Pero cuando un varón nace en la Argentina, seguramente le hes asignado
un color de camiseta de fútbol desde su primer día de vida, e incluso
desde mucho antes.
Si además ese varón llega a una familia "tuerca", y fundamentalmente
de Buenos Aires, es muy probable que también se le imponga una marca
de autos; y aquí no hay mucho para elegir: Ford o Chevrolet.
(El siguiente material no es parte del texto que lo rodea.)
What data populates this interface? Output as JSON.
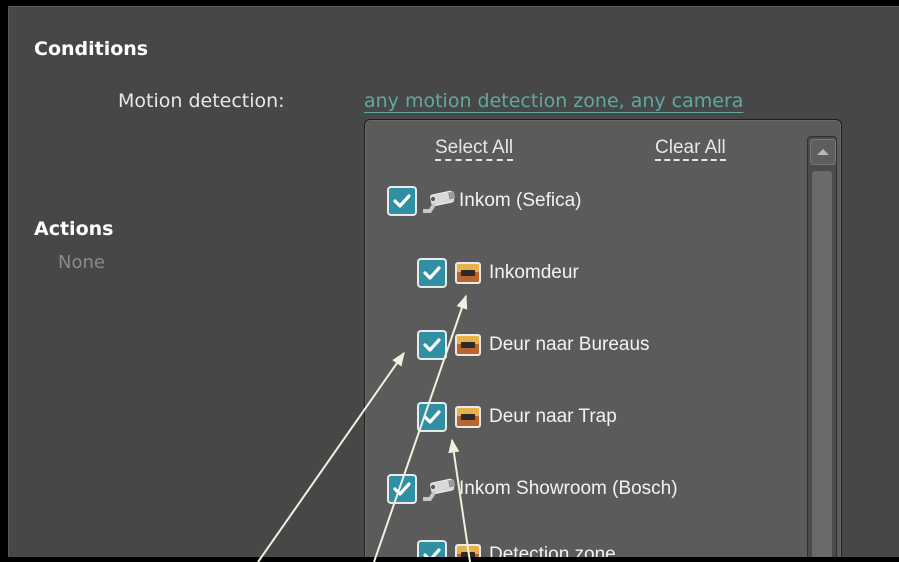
{
  "conditions": {
    "title": "Conditions",
    "motion_label": "Motion detection:",
    "motion_value": "any motion detection zone, any camera"
  },
  "actions": {
    "title": "Actions",
    "none": "None"
  },
  "dropdown": {
    "select_all": "Select All",
    "clear_all": "Clear All",
    "items": [
      {
        "label": "Inkom (Sefica)",
        "type": "camera",
        "checked": true
      },
      {
        "label": "Inkomdeur",
        "type": "zone",
        "checked": true
      },
      {
        "label": "Deur naar Bureaus",
        "type": "zone",
        "checked": true
      },
      {
        "label": "Deur naar Trap",
        "type": "zone",
        "checked": true
      },
      {
        "label": "Inkom Showroom (Bosch)",
        "type": "camera",
        "checked": true
      },
      {
        "label": "Detection zone",
        "type": "zone",
        "checked": true
      }
    ]
  },
  "colors": {
    "accent_link": "#5fa9a0",
    "checkbox_fill": "#2f8fa3",
    "panel_bg": "#474747",
    "dropdown_bg": "#5b5b5b"
  },
  "icons": [
    "check-icon",
    "camera-icon",
    "zone-icon",
    "scroll-up-icon"
  ]
}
Yo no sé muy bien cómo ni porqué soy de Chevrolet, pero haciendo memoria
puedo llegar a alguna conclusión.
Crecí mirando series de televisión con autos como protagonistas, mis
primeros garabatos tuvieron cuatro ruedas y mis colecciones siempre
fueron "de carrera". Es más, hoy en día mi habitación se parece más
a un garage que a un dormitorio.
Aún recuerdo las tardes en el taller de mi abuelo, respirando gas
oil a cada paso, rodeado de moles de metal con el logo de Chevrolet
en el frente.
Cuando el Lolo me llevaba a pasear en su Coupé Chevy Serie
2 amarillo Daytona con franjas negras.
O cuando acompañaba a mi papá a trabajar en la pick up C-10 verde.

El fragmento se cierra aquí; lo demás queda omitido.